In July 2010, HUD issued a clarification of existing policy regarding the Fair Housing Act, a federal law that prohibits discrimination based on race, color, religion, national origin, sex, disability, and familial status. The clarification indicated that sexual orientation and gender identity discrimination might be covered under the other categories, for instance, sex discrimination. Within months, the number of LGBT-related housing discrimination complaints filed with HUD increased—from only three between the years 2009 and 2010 to 47 between July 2010 and March 2011.

Last April, HUD launched a national media campaign, “Live Free,” to promote equal access to housing regardless of sexual orientation and gender identity.

Last May, HUD announced more than $9 million in grants to address the housing needs of people with HIV who have low incomes. The funding will last for three years and include a report to encourage communities to attend to the housing needs of people with HIV, as well as their medical needs.
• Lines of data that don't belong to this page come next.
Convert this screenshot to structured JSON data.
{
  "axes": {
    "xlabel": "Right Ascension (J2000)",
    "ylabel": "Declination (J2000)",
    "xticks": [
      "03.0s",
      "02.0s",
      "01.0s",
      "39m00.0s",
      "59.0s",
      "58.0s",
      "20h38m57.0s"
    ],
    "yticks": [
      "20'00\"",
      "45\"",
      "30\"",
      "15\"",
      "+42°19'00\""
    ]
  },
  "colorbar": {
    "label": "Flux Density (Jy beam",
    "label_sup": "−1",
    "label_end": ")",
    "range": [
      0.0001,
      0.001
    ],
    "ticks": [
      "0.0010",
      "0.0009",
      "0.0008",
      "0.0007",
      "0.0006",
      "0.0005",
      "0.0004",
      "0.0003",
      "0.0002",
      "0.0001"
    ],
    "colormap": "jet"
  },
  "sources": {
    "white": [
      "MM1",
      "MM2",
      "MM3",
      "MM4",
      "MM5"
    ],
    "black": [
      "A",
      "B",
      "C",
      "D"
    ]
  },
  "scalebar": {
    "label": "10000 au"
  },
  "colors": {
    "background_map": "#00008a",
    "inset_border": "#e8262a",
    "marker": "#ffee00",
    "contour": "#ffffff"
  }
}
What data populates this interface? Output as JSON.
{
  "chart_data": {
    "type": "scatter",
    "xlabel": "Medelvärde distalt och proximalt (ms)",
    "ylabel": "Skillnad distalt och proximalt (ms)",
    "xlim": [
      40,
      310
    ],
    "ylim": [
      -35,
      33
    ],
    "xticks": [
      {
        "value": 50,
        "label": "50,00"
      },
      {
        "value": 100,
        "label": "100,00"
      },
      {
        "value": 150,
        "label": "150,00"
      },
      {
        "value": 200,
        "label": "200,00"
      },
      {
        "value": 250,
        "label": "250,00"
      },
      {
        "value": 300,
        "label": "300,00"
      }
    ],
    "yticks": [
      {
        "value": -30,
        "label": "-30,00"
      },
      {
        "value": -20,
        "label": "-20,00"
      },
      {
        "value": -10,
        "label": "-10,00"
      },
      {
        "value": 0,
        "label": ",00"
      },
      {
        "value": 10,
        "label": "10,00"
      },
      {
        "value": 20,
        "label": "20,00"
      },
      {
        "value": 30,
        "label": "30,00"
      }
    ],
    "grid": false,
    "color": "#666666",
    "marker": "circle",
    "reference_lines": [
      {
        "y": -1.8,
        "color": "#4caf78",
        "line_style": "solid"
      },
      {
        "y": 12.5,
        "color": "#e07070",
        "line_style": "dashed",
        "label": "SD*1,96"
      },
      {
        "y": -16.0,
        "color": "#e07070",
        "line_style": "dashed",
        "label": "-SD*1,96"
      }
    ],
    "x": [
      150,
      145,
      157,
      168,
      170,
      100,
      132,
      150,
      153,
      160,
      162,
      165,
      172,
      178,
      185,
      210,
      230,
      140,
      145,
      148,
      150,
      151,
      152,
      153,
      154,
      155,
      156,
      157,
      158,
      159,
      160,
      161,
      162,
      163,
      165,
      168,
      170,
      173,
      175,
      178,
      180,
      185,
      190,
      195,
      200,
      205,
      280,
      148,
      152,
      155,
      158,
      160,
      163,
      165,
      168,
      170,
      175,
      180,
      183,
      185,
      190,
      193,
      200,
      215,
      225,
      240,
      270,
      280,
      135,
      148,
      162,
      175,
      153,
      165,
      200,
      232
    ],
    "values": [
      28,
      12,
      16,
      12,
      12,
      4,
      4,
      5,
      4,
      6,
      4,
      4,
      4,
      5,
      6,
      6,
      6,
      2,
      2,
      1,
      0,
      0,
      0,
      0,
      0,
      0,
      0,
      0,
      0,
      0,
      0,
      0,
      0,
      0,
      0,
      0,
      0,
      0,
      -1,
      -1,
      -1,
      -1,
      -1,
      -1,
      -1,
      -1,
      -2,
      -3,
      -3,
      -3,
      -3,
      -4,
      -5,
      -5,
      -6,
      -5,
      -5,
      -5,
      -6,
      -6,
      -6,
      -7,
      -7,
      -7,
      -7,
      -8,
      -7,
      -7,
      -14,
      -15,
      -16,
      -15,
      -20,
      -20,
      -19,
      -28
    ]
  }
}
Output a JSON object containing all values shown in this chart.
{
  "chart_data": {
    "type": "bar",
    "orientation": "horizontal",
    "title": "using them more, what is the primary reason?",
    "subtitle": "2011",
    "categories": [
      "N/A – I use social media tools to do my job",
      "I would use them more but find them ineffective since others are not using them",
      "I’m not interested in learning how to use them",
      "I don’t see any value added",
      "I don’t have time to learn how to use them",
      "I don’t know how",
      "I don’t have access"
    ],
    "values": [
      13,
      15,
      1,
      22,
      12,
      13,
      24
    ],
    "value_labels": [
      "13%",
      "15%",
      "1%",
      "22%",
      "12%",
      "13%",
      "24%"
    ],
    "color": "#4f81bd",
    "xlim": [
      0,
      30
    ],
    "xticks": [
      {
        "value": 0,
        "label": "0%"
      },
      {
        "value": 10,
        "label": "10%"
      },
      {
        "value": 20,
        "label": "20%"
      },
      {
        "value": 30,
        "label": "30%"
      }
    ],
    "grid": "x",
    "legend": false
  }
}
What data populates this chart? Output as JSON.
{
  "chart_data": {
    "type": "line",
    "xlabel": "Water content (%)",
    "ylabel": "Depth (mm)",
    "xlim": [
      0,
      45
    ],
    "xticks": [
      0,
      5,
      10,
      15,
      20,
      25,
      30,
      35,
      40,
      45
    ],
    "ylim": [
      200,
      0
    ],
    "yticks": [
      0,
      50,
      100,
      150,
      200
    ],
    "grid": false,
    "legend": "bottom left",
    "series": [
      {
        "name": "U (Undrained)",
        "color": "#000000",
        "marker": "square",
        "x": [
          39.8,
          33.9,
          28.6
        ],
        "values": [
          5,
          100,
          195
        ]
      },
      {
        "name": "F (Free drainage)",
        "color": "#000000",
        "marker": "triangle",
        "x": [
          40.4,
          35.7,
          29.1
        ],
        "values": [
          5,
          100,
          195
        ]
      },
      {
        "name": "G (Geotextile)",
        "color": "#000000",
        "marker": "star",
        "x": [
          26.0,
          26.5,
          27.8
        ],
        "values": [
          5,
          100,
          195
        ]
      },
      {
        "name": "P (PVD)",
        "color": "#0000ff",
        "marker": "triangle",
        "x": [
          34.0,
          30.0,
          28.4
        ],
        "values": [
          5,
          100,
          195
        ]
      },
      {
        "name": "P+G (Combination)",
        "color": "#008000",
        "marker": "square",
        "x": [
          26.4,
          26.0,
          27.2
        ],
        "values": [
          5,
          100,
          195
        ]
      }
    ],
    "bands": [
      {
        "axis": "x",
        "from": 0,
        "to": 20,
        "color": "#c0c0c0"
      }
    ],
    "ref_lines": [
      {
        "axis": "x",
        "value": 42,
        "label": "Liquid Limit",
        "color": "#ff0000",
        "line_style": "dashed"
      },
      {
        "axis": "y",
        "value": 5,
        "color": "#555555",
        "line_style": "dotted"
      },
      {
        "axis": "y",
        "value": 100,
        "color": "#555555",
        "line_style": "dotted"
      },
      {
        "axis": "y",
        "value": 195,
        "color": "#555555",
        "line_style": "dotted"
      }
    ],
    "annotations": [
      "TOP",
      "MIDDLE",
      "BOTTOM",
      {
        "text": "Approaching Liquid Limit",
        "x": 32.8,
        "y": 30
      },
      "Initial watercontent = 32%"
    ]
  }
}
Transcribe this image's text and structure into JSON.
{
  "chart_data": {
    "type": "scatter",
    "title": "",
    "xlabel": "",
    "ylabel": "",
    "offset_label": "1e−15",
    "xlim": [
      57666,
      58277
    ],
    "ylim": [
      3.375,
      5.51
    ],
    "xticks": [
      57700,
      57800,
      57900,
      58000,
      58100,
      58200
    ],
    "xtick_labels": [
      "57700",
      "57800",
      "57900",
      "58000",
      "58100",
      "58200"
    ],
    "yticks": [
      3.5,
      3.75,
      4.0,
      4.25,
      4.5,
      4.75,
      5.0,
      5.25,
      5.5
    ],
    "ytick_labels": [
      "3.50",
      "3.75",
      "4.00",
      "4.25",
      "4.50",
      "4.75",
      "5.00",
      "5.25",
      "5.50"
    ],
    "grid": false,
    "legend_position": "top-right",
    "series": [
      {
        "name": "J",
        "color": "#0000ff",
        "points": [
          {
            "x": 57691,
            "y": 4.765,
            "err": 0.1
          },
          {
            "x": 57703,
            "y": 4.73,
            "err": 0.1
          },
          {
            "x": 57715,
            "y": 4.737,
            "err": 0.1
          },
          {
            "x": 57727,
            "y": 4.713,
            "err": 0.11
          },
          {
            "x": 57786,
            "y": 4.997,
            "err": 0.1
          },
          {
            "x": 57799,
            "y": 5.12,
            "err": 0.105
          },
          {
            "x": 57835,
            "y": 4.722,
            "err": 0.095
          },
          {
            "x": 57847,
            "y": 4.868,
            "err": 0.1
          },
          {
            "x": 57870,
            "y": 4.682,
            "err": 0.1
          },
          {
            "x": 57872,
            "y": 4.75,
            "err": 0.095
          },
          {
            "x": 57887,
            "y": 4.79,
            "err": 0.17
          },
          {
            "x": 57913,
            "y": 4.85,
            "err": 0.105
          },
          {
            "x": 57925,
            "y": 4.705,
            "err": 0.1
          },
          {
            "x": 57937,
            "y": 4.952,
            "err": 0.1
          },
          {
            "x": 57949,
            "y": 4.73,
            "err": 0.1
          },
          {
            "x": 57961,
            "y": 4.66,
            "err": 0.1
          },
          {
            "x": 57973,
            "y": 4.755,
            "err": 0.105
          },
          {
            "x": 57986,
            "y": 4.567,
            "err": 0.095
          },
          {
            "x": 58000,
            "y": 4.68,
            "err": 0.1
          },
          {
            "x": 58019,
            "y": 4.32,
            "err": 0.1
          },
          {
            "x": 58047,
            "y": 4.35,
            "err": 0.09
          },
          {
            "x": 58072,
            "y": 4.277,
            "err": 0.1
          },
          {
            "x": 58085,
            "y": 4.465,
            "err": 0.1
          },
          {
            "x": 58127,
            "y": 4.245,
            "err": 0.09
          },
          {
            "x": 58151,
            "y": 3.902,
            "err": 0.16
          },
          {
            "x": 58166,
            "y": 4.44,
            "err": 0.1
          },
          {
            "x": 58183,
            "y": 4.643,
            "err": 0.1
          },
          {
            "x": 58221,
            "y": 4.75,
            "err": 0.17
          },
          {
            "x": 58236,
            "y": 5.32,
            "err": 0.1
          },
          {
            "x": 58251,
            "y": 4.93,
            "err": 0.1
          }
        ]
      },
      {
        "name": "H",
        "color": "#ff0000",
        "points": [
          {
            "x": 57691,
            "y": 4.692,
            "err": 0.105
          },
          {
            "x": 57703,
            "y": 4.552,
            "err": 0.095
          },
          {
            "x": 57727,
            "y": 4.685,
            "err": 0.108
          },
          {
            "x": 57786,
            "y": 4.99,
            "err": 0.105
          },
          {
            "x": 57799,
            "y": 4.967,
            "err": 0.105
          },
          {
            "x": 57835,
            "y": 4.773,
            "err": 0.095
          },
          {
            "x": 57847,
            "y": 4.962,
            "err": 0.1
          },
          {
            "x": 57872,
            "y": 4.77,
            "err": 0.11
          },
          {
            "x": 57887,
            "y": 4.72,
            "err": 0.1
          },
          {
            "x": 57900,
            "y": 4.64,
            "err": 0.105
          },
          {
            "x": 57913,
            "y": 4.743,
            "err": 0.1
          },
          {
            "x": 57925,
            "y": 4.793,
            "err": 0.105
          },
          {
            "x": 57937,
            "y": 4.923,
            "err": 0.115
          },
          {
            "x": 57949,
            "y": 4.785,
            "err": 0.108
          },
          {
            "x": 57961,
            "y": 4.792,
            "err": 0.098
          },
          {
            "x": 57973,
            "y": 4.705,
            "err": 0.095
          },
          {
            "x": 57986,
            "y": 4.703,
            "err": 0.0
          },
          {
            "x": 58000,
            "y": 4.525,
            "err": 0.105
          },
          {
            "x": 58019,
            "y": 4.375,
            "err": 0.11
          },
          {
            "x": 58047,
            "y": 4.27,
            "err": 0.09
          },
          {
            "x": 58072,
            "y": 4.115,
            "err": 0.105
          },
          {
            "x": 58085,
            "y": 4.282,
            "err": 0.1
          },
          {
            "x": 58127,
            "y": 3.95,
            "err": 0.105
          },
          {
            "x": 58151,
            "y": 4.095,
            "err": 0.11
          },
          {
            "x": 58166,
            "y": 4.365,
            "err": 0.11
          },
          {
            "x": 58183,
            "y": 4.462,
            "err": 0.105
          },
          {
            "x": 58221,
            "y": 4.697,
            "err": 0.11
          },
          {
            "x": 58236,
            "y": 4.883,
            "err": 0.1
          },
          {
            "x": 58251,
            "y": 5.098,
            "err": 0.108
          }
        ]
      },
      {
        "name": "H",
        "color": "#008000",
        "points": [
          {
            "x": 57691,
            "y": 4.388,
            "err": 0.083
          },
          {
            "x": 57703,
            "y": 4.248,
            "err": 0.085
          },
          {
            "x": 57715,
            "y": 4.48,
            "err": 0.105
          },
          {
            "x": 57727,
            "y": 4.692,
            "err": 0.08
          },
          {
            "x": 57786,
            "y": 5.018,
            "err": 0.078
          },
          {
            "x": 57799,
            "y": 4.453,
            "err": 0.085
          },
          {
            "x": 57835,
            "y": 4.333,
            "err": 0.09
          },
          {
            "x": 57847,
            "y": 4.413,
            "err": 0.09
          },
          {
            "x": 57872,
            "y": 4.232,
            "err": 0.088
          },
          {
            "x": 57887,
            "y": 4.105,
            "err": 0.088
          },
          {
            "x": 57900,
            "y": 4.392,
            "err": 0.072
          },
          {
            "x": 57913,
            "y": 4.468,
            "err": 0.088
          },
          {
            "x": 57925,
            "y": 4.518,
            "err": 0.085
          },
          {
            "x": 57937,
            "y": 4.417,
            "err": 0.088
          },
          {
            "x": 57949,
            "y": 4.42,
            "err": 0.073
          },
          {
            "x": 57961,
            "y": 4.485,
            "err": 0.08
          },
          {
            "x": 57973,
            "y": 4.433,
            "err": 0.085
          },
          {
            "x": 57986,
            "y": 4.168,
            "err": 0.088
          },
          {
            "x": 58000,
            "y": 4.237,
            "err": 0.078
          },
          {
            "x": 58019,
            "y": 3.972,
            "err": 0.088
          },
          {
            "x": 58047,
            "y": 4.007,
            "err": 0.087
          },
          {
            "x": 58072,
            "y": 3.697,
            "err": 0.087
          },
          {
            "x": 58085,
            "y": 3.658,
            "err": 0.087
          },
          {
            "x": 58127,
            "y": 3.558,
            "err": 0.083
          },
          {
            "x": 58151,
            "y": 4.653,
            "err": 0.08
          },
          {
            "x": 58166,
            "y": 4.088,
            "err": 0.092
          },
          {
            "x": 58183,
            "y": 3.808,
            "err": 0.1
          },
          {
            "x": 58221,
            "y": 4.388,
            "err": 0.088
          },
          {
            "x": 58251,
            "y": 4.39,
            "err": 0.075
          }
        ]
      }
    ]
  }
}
And last November, HUD Secretary Donovan became the first U.S. cabinet secretary to address a transgender group’s event, making the keynote speech at an annual meeting of the National Center for Transgender Equality.

President Obama has made seven appointments of openly LGBT people to leadership positions at HUD, including two assistant secretaries— Raphael Bostic, Assistant Secretary for Policy Development and Research, who is overseeing a HUD LGBT discrimination study, and Mercedes Marquez, Assistant Secretary for Community Planning and Development.